According to a report in the Independent headlined “How Can He Spin This One? Monty Panesar collared by police for urinating in public”, “Sussex have launched an investigation after England spinner Monty Panesar was given a fixed penalty notice for being ‘drunk and disorderly’ following an incident at a Brighton nightclub. The 31-year-old was ejected from the Shooshh club in Brighton, East Sussex, and then urinated in public, it was confirmed this morning. A Sussex Police spokesman said: ‘A 31-year-old man received a fixed penalty notice for being drunk and disorderly after being seen urinating in public near the Shooshh Club in King’s Road Arches, Brighton, around 4.13am on Monday (August 5)’… It was reported in The Sun that the former Northamptonshire player urinated from the promenade above the venue on to doormen standing below before he was hauled back to the club where police were called.” As several people commented, this was one incident that could not be shooshed. The fact is, Monty was pissed and has pissed off the English cricketing establishment.
The related references and phrases rolled out – “It’s just not cricket” and “Monty went beyond the boundary”. The Australian newspaper used the headline, “Monty Panesar finds unexpected response to bouncers in new escapade.” Another comment was that with Sussex cricket authorities investigating the incident, Monty is not yet “off the hook”. It is clear that the US$153 fine he paid is the least of his problems.

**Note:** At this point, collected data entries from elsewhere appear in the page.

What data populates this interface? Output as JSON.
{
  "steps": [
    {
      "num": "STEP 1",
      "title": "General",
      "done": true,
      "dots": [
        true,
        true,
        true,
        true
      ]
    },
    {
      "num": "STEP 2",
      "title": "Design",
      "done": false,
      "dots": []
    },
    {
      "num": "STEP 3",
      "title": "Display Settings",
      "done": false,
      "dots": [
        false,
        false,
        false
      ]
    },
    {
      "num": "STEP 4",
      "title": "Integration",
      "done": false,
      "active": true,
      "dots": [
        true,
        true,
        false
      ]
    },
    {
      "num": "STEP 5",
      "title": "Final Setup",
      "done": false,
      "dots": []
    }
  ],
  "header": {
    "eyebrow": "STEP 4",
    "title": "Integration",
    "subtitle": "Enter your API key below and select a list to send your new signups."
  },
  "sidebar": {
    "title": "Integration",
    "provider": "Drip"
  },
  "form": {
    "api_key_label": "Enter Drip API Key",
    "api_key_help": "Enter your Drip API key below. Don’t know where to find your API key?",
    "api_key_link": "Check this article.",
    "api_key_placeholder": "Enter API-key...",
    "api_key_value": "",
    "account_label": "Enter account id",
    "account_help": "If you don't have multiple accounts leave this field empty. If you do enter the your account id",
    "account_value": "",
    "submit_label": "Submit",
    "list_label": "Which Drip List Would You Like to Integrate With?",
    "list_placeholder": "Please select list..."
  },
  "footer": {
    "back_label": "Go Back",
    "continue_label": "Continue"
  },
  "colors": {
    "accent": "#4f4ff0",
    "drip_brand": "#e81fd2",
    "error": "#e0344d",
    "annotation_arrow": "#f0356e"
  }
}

Right now, Monty is ducking a barrage of his own. Although he has apologized unreservedly his career might still be irretrievably jeopardized. “This is something we are treating very seriously,” Zac Toumazi, the Sussex chief executive, said. In addition to trying to save his job with Sussex, Monty also has to deal with the jokes. Alan Tyers writing in espncricinfo.com reveals “Monty’s P: sprinkling spinner’s ‘secret diary’ explains all”. According to Tyers Monty’s diary contains this entry, “I suppose earlier in my career it was fair to say that I wasn’t much use apart from as a spinner, but I think that’s changing now. They used to say I couldn’t deal with bouncers: I feel I’ve definitely answered my critics on that score.” Even though his former team mate, Paul Collingwood admitted that Monty’s urinary escapade is not a nice story, Collingwood does not believe it will affect Monty’s selection on the England team. However, critics say that Monty’s return to the English squad is highly unlikely because he has not only lost his head, he has also lost his zip.
*Tony Deyal was last seen saying that Monty no longer writes a secret diary. He now has an e-pissle.